Mansour Mbengue, le Messi de la pâtisserie
Mansour Mbengue
Le prodige sucré qui a refusé d’abandonner
Du four traditionnel de Yoff aux cuisines d’hôtels cinq étoiles, un chef pâtissier forgé dans l’adversité et porté par une ambition dévorante
Chef pâtissier depuis 2021, aujourd’hui à la tête d’une brigade de sept personnes, Mansour Mbengue n’a pas gravi les échelons, il les a escaladés. Entre une enfance passée à rêver de gâteau au bouye, des stages arrachés à la force de la volonté, un départ au Niger sous haute pression et un cambriolage qui n’a même pas réussi à voler ses pains au lait, Mansour a appris à transformer chaque épreuve en recette de succès. Portrait d’un artisan qui cuisine la résilience comme un ingrédient essentiel.

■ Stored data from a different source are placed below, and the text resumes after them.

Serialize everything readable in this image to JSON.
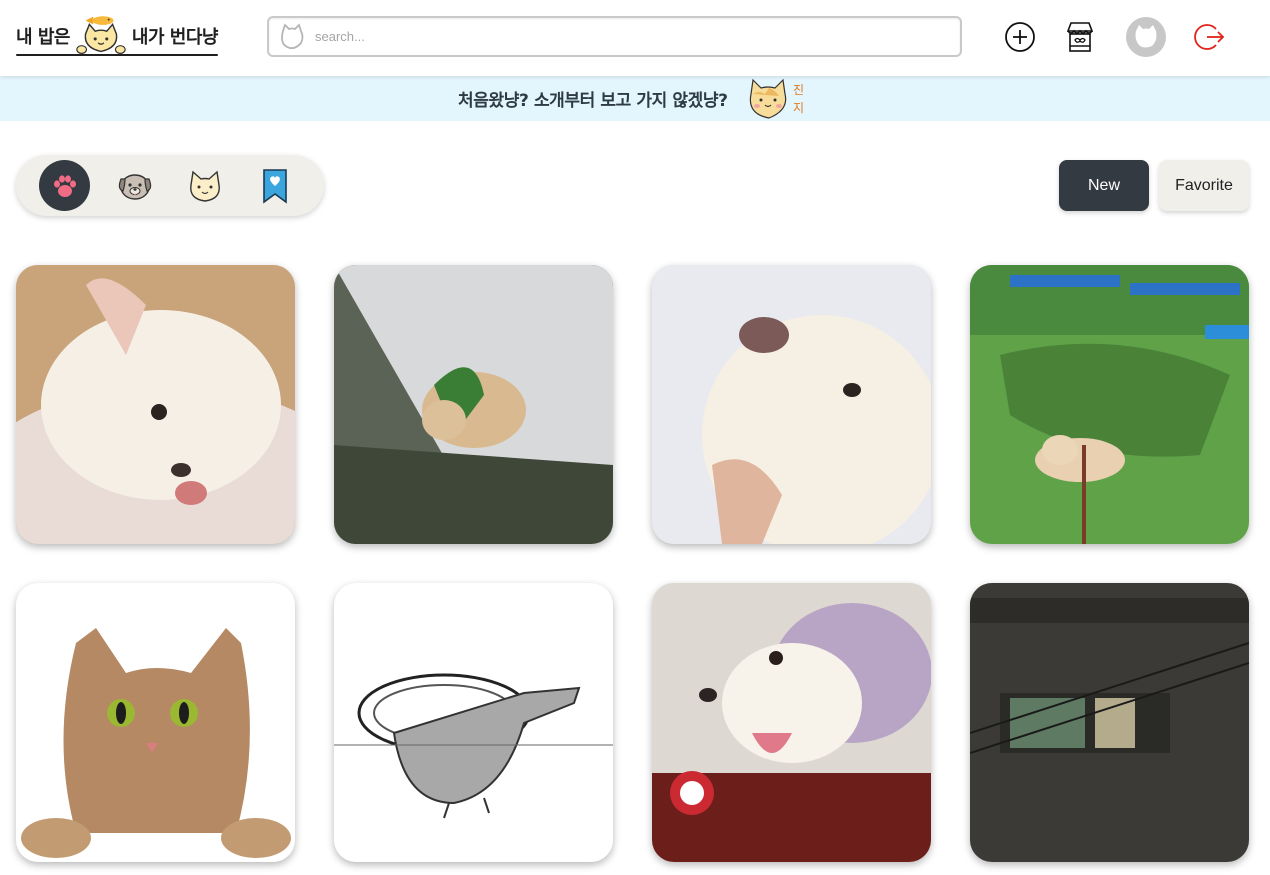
{
  "header": {
    "logo": {
      "left_text": "내 밥은",
      "right_text": "내가 번다냥"
    },
    "search": {
      "placeholder": "search..."
    },
    "icons": [
      "add-icon",
      "shop-icon",
      "profile-avatar",
      "logout-icon"
    ]
  },
  "banner": {
    "text": "처음왔냥?  소개부터 보고 가지 않겠냥?",
    "badge": [
      "진",
      "지"
    ]
  },
  "filters": {
    "items": [
      {
        "name": "all",
        "icon": "paw-icon",
        "selected": true
      },
      {
        "name": "dog",
        "icon": "dog-icon",
        "selected": false
      },
      {
        "name": "cat",
        "icon": "cat-icon",
        "selected": false
      },
      {
        "name": "bookmark",
        "icon": "bookmark-heart-icon",
        "selected": false
      }
    ]
  },
  "sort": {
    "new_label": "New",
    "favorite_label": "Favorite",
    "active": "New"
  },
  "gallery": {
    "photos": [
      {
        "subject": "white dog lying on cushion"
      },
      {
        "subject": "dog in green sweater in snow"
      },
      {
        "subject": "white dog looking up in snow"
      },
      {
        "subject": "dog lying on artificial grass"
      },
      {
        "subject": "tabby cat peeking"
      },
      {
        "subject": "drawing of bird"
      },
      {
        "subject": "white dog with purple hat"
      },
      {
        "subject": "building at night"
      }
    ]
  },
  "colors": {
    "dark": "#343a42",
    "banner_bg": "#e3f5fd",
    "pill_bg": "#f1efea",
    "logout_red": "#e2231a",
    "paw_pink": "#f06c85",
    "bookmark_blue": "#3aa6dd"
  }
}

Portrait rédigé par Cherifa Sadany Ibou-Daba SOW,
Cheffe du Desk Culture



Quand Mansour Mbengue parle de pâtisserie, on sent d’emblée l’homme qui a appris à rester debout, même les jours où tout chamboule. À Yoff, d’où il est né, beaucoup connaissent son sourire, son énergie et ses desserts qui semblent raconter des histoires. Chef pâtissier depuis 2021 et aujourd’hui à la tête d’une brigade de sept personnes chez “Elena”, il n’a pourtant rien d’un privilégié ; son parcours ressemble davantage à un sprint de fond : difficile, accidenté, mais mené avec une détermination féroce. Chez Mansour, la cuisine est une affaire d’enfance. Son père, employé à l’aéroport, ramenait souvent des pâtisseries et des plats qui faisaient pétiller ses yeux. Un jour, encore adolescent, il s’achète ses premiers moules et fait cuire ses essais dans des fours traditionnels du quartier. Une entrée en matière aussi humble qu’authentique… « Depuis ce jour-là, je n’ai jamais arrêté », dit-il.

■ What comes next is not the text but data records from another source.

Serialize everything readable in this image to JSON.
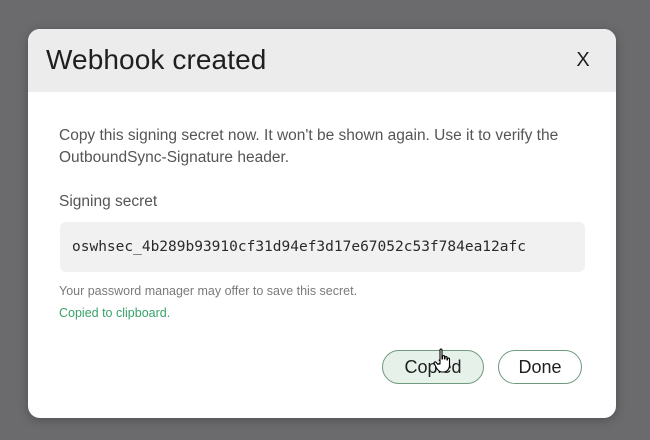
{
  "dialog": {
    "title": "Webhook created",
    "close_label": "X",
    "description": "Copy this signing secret now. It won't be shown again. Use it to verify the OutboundSync-Signature header.",
    "field_label": "Signing secret",
    "secret_value": "oswhsec_4b289b93910cf31d94ef3d17e67052c53f784ea12afc",
    "hint": "Your password manager may offer to save this secret.",
    "status": "Copied to clipboard.",
    "copy_button_label": "Copied",
    "done_button_label": "Done"
  },
  "colors": {
    "overlay": "#6b6b6d",
    "header_bg": "#ececec",
    "status_green": "#3aa36b",
    "button_border": "#6f9a7f",
    "copied_button_bg": "#e6f1ea"
  },
  "icons": {
    "cursor": "hand-pointer-icon"
  }
}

La pâtisserie, Mansour ne l’a pas apprise dans le confort mais dans la difficulté. Il doit convaincre son père de financer sa formation après le CM2 franco-arabe. La première année, aucun stage : il recommence tout à zéro. Formé aux centres socioculturels de Ngor, il enchaîne deux années d’apprentissage faute de stage la première. Au “Radisson“, il découvre la rigueur brutale du métier et frôle l’abandon. Mais la détermination l’emporte : ses propres stagiaires sont recrutés, un chef exécutif le remarque, puis l’embarque vers son premier grand virage professionnel Niamey.
Le Niger sera son épreuve du feu : chef de partie dans un hôtel cinq étoiles, plongé dans la tempête après le départ des supérieurs. « J’ai failli lâcher », confie-t-il. Il reste, il tient et, mieux, il excelle. De retour à Dakar, il cultive un style simple, design, ancré dans les produits locaux, son fameux gâteau au bouye en est la preuve la plus gourmande.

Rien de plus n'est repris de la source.